Communication avalanche: What utilities need to think about before a nation-state cyberattack happens to them
Utilities are preparing for the technical side of a cyberattack generated by the Russia-Ukraine conflict. But there is another aspect to these attacks that can cause chaos if you’re not ready. We’ll explore that here.
Let’s say a power company gets attacked, causing an outage. A big one, in an important area of the country, and it affects the company’s entire footprint. What happens next?
In the US, there hasn’t been a successful attack on the power system. Other attacks have happened in other sectors, but most of those were ransomware and not direct acts from a foreign adversary during a time of conflict (war). This scenario would be unprecedented, and we don’t have a playbook for it.
After an attack, the utility is required by law to contact the E-ISAC (CIP-008), DHS CISA (also CIP-008) and the DOE (OE-417). The FBI has also requested an email. At the same time, operational processes within the utility interconnections will need to be invoked, which means contacting all the “neighbors” in the power grid to let them know why you caused a disturbance (outage). The Reliability Coordinator (grid oversight for their geographic area) will need to know. There are more notification points, such as the board, shareholder, and internal corporate communications that will also be necessary, but this gives you an idea of the array of utility-specific things that will need to happen. A communication avalanche follows as everyone tries to get updates throughout the duration of the event and even after.
At the same time, the media and various watchdog groups will be banging down the door to find out what’s going on. They probably won’t stop with the PIO (Public Information Officer). They’ll be looking for any cracks in the media wall to get any information they can by pestering the utility staff both physically and online. This isn’t a bad thing. Everyone in the country will be concerned, asking the same questions, and they are just trying to get answers. Transparent and regular communications have proven to have the greatest success in the past, but with this being a possible act of war, all bets are off in terms of what the utility will be able (allowed) to do/say, further complicating the media relationship.
And then there is the federal response.
Historically, the federal agencies have essentially said “we want to know about it, but as for defense and response, you’re on your own.” This has changed somewhat over time, with various cyber forces expanding their capabilities within the DOD, DHS CISA, NSA, FBI, and others. Increased attention from the POTUS through Executive Orders and the National Security Memorandum signals even more interest in the critical infrastructures and their cyber posture. It’s clear the federal entities want more visibility into critical infrastructure security, but what isn’t clear is what they will (or are able to) do if an event actually happens.
It’s likely that one or more of these federal agencies, departments, and bureaus will want (and possibly assert a legal or national security directive/mandate) to help the utility. Currently, for the private sector, there isn’t a “one federal entity in charge” for this kind of assistance. Each federal entity may state that their agency is the one in charge and act accordingly. These federal groups have talented people and a sound mission, but they may not have deep experience in your infrastructure, or they may be stretched thin due to the obvious situation. This assistance, especially if from multiple federal entities, has a high potential to add complication and confusion to the already exigent situation.

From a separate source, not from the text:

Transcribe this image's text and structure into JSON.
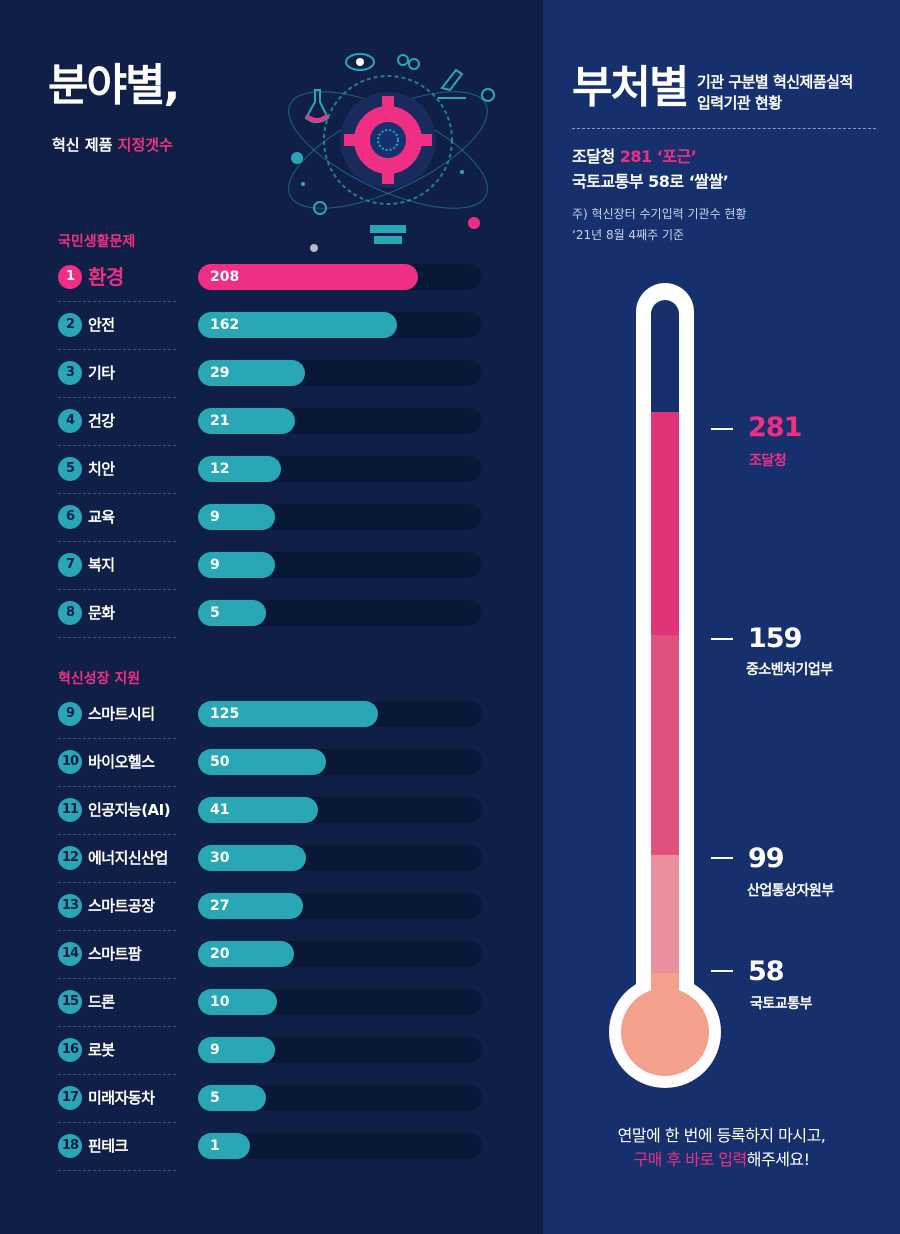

At this point, the utility will be pulled in all directions. They must respond to the defense/federal/state/regulatory requests, respond to the media requests, respond to their utility peers, and respond to the internal, board, and shareholder requests. All this while trying to get a nation-state level adversary out of their network and get the lights back on.
There are competing priorities in a situation of this magnitude. For the utility, their priority is getting operations running - safely and reliably - again. This may conflict with the perspectives of defense or intelligence agencies. Be prepared to make uncomfortable decisions here. Be prepared to go far outside of your risk register. Be prepared to go well beyond your budget.

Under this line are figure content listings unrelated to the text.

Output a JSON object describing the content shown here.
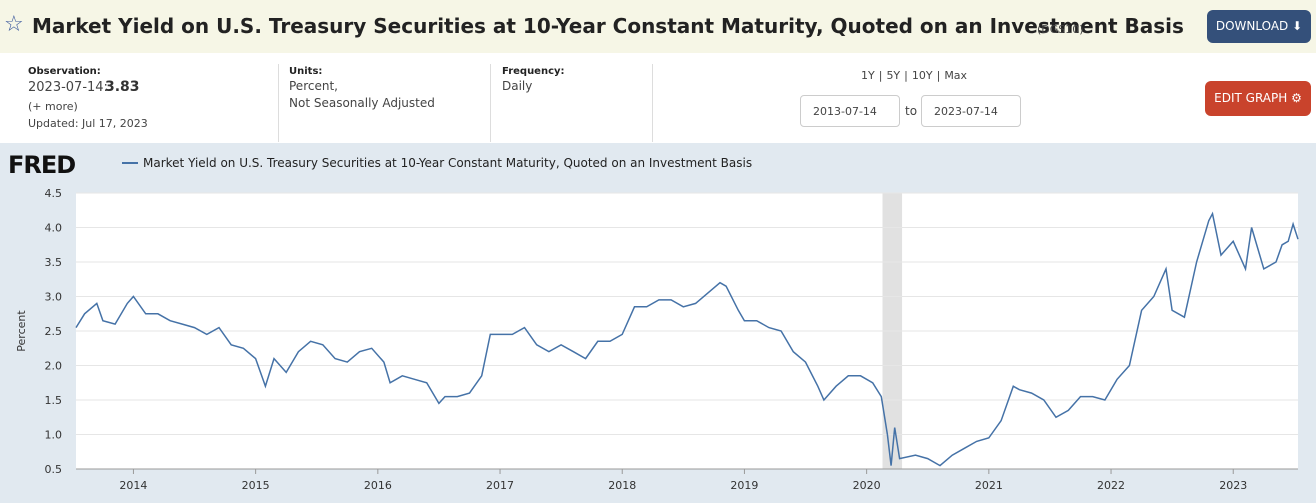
{
  "header": {
    "title": "Market Yield on U.S. Treasury Securities at 10-Year Constant Maturity, Quoted on an Investment Basis",
    "series_id": "(DGS10)",
    "download": "DOWNLOAD"
  },
  "info": {
    "observation_label": "Observation:",
    "observation_date": "2023-07-14:",
    "observation_value": "3.83",
    "more": "(+ more)",
    "updated": "Updated: Jul 17, 2023",
    "units_label": "Units:",
    "units_line1": "Percent,",
    "units_line2": "Not Seasonally Adjusted",
    "frequency_label": "Frequency:",
    "frequency": "Daily",
    "ranges": [
      "1Y",
      "5Y",
      "10Y",
      "Max"
    ],
    "start_date": "2013-07-14",
    "to": "to",
    "end_date": "2023-07-14",
    "edit_graph": "EDIT GRAPH"
  },
  "logo": "FRED",
  "chart_data": {
    "type": "line",
    "ylabel": "Percent",
    "x": [
      2013.53,
      2013.6,
      2013.7,
      2013.75,
      2013.85,
      2013.95,
      2014.0,
      2014.1,
      2014.2,
      2014.3,
      2014.4,
      2014.5,
      2014.6,
      2014.7,
      2014.8,
      2014.9,
      2015.0,
      2015.08,
      2015.15,
      2015.25,
      2015.35,
      2015.45,
      2015.55,
      2015.65,
      2015.75,
      2015.85,
      2015.95,
      2016.05,
      2016.1,
      2016.2,
      2016.3,
      2016.4,
      2016.5,
      2016.55,
      2016.65,
      2016.75,
      2016.85,
      2016.92,
      2017.0,
      2017.1,
      2017.2,
      2017.3,
      2017.4,
      2017.5,
      2017.6,
      2017.7,
      2017.8,
      2017.9,
      2018.0,
      2018.1,
      2018.2,
      2018.3,
      2018.4,
      2018.5,
      2018.6,
      2018.7,
      2018.8,
      2018.85,
      2018.95,
      2019.0,
      2019.1,
      2019.2,
      2019.3,
      2019.4,
      2019.5,
      2019.6,
      2019.65,
      2019.75,
      2019.85,
      2019.95,
      2020.05,
      2020.12,
      2020.17,
      2020.2,
      2020.23,
      2020.27,
      2020.4,
      2020.5,
      2020.6,
      2020.7,
      2020.8,
      2020.9,
      2021.0,
      2021.1,
      2021.2,
      2021.25,
      2021.35,
      2021.45,
      2021.55,
      2021.65,
      2021.75,
      2021.85,
      2021.95,
      2022.05,
      2022.15,
      2022.25,
      2022.35,
      2022.45,
      2022.5,
      2022.6,
      2022.7,
      2022.8,
      2022.83,
      2022.9,
      2023.0,
      2023.1,
      2023.15,
      2023.25,
      2023.35,
      2023.4,
      2023.45,
      2023.49,
      2023.53
    ],
    "series": [
      {
        "name": "Market Yield on U.S. Treasury Securities at 10-Year Constant Maturity, Quoted on an Investment Basis",
        "color": "#4572a7",
        "values": [
          2.55,
          2.75,
          2.9,
          2.65,
          2.6,
          2.9,
          3.0,
          2.75,
          2.75,
          2.65,
          2.6,
          2.55,
          2.45,
          2.55,
          2.3,
          2.25,
          2.1,
          1.7,
          2.1,
          1.9,
          2.2,
          2.35,
          2.3,
          2.1,
          2.05,
          2.2,
          2.25,
          2.05,
          1.75,
          1.85,
          1.8,
          1.75,
          1.45,
          1.55,
          1.55,
          1.6,
          1.85,
          2.45,
          2.45,
          2.45,
          2.55,
          2.3,
          2.2,
          2.3,
          2.2,
          2.1,
          2.35,
          2.35,
          2.45,
          2.85,
          2.85,
          2.95,
          2.95,
          2.85,
          2.9,
          3.05,
          3.2,
          3.15,
          2.8,
          2.65,
          2.65,
          2.55,
          2.5,
          2.2,
          2.05,
          1.7,
          1.5,
          1.7,
          1.85,
          1.85,
          1.75,
          1.55,
          1.0,
          0.55,
          1.1,
          0.65,
          0.7,
          0.65,
          0.55,
          0.7,
          0.8,
          0.9,
          0.95,
          1.2,
          1.7,
          1.65,
          1.6,
          1.5,
          1.25,
          1.35,
          1.55,
          1.55,
          1.5,
          1.8,
          2.0,
          2.8,
          3.0,
          3.4,
          2.8,
          2.7,
          3.5,
          4.1,
          4.2,
          3.6,
          3.8,
          3.4,
          4.0,
          3.4,
          3.5,
          3.75,
          3.8,
          4.05,
          3.83
        ]
      }
    ],
    "xlim": [
      2013.53,
      2023.53
    ],
    "xticks": [
      2014,
      2015,
      2016,
      2017,
      2018,
      2019,
      2020,
      2021,
      2022,
      2023
    ],
    "ylim": [
      0.5,
      4.5
    ],
    "yticks": [
      0.5,
      {
        "value": 1,
        "label": "1.0"
      },
      1.5,
      {
        "value": 2,
        "label": "2.0"
      },
      2.5,
      {
        "value": 3,
        "label": "3.0"
      },
      3.5,
      {
        "value": 4,
        "label": "4.0"
      },
      4.5
    ],
    "grid": true,
    "recession": [
      2020.13,
      2020.29
    ],
    "recession_color": "#e1e1e1"
  }
}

This sounds like a frustrating and chaotic situation. And it will be, if we don’t look ahead and talk about these issues with an eye toward solutions. Read the notices from ISACs, federal entities, and trade organizations and have constructive conversations about how we can keep this chaos from happening.
Information sharing is far more difficult and complex than most understand. In my discussions with super smart industry and government people, the most common hope is that we get the federal entities to decide on how to interface with the critical infrastructure organization(s) through a single point of contact on the federal side. The critical infrastructure organizations have their part as well – and many are underprepared for a situation of this scale.